HB wrote:See Saturated Steam Table and note it expects absolute pressure, not gauge pressure. When we refer to steam boiler pressure in the forums, it's gauge pressure. You have to add 1.0 to get absolute pressure. So, for example, if your gauge reading is 0.8 bar, that's absolute pressure of 1.8 bar at sea level, or 242.44°F.

flathead1 wrote:Simply put, when your gage is reading 0.0 Bar it is actually at 1 Bar because of atmospheric pressure. When you are reading on the gage .8 Bar it is actually 1.8 Bar (approx). There are a whole bunch of corrections but altitude is the biggest, which is why Yakster's graph has different altitude lines.

Why would atmospheric pressure come into play here? As far as I understand, my boiler is a closed (relatively speaking) system. The atmospheric pressure shouldn't affect steam production which determines the PSTAT reading.

. . . and note it expects absolute pressure, not gauge pressure.

That's a "for sure" on steam tables.

But, with an espresso machine boiler that is NOT PID controlled, it can get a little complicated. Here is but ONE example:



It has been a while since I did the calcs but the mean pressure is pretty close to 85% of the maximum pressure. Certainly the mean temperature and the mean pressure would be as I previously published. The relationship between the mean pressure and the maximum pressure would be different (Olympia Cremina vs Quickmill Anita) for various machines.

Patagent wrote:Why would atmospheric pressure come into play here? As far as I understand, my boiler is a closed (relatively speaking) system.

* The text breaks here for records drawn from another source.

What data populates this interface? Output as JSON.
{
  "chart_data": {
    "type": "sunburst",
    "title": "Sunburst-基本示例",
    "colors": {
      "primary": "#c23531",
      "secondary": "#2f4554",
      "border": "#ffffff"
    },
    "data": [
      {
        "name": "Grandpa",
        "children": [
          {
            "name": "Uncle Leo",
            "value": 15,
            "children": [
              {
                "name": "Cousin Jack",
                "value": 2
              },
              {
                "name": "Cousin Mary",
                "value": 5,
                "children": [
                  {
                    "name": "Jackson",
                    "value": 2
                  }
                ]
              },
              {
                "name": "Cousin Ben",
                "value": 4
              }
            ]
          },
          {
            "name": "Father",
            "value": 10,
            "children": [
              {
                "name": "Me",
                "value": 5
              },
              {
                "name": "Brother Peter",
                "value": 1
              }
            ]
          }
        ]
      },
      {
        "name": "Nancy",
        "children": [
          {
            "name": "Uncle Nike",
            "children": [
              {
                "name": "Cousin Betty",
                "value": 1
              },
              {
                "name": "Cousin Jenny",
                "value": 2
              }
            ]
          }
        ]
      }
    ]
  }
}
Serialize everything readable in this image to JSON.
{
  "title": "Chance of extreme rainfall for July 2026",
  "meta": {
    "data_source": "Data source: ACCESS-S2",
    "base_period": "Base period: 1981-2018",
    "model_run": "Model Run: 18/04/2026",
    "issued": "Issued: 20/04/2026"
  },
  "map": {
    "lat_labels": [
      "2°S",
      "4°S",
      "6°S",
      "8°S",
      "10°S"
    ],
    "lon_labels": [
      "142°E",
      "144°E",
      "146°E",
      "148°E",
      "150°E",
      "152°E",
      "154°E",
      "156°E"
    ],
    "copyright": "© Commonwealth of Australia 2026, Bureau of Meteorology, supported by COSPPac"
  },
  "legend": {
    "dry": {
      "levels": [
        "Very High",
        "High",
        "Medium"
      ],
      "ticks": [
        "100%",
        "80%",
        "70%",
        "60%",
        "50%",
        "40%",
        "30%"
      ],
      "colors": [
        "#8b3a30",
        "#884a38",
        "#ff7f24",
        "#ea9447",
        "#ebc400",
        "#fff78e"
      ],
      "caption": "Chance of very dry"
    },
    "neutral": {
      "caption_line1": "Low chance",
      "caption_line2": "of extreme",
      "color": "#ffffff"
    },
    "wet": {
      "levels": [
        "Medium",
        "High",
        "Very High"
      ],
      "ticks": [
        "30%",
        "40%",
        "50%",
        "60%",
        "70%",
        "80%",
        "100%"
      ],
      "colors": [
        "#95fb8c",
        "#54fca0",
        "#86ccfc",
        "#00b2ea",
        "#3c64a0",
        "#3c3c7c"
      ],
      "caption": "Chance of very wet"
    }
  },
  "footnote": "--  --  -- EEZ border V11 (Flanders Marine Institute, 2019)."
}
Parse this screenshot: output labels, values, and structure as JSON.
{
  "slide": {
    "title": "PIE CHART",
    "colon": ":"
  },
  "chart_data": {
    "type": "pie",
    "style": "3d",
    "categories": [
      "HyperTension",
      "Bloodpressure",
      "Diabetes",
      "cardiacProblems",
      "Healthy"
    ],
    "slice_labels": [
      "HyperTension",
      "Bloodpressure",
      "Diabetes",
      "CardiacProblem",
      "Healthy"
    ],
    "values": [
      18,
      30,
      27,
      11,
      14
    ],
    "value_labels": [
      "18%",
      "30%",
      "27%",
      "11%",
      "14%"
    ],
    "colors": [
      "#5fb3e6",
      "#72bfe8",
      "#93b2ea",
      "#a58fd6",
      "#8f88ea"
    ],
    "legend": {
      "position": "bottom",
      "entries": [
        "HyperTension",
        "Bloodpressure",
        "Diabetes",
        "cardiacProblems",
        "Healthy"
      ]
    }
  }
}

Think of an inflated balloon that rises into the sky. Its volume will increase. Submerge it in deep water and its volume will decrease. Now imagine the same situations with a fixed volume boiler. What would you expect to happen to the pressure reading inside the boiler?

Mike,

You do open the boiler to put in water? When you do, is it under vacuum, under pressure or does it just open without any pressure? If the latter your boiler is at atmospheric pressure when you start. I can envision possibly it being under vacuum if you have a very tight boiler but then your gauge would be tightly pegged at 0 trying to read a negative Bar pressure. Given enough time (over night for example), even with a tight system atmospheric pressure will be forced into the boiler. I'm betting your cold boiler 99.9% of the time is at 1 Bar (atmospheric) pressure and the gauge is reading 0.0 Bar (gauge).

At that point you close the system and begin heating, (ignoring False Pressure (it gets too complicated)). At Atmospheric pressure 0 Bar (gauge) and 1 Bar (absolute) water will boil at 212F. The pstat is also reading the same pressure the gauge is reading and will remain closed until steam pressure builds up to your set point of .9 Bar (gauge) 1.9 Bar (absolute) (water at 242F) at which time it opens and the water begins to cool. Temperature and pressure drop until .8 Bar (gauge) and the pstat closes and the heater kicks on. Without the pstat to turn off the heater at .9 Bar (gauge) the heater would keep heating the water until enough pressure built up to blow open the weakest point of the boiler, that is usually the safety valve, otherwise things can get extremely dicey.

PS. I noticed you have a 2014 Cremina. In the boiler fill cap is a vacuum breaker. It is open at room temperature and then closes as steam is being pushed past it as the boiler heats up. When the boiler cools it opens and the boiler goes to atmospheric pressure. The older Creminas didn't have this and as the boiler cooled the indications of a tight system were the lever rising up because of the vacuum in the boiler.

HB wrote:Think of an inflated balloon that rises into the sky. Its volume will increase. Submerge it in deep water and its volume will decrease. Now imagine the same situations with a fixed volume boiler. What would you expect to happen to the pressure reading inside the boiler?

I can see your point using a balloon as an example but a stainless steel boiler is fairly rigid. Wouldn't a submarine be a better example? As far as I know, a submarine can maintain 1 atm pressure at extended depths without decompression. Shouldn't atmospheric pressure have minimal impact on the inside of a closed rigid system?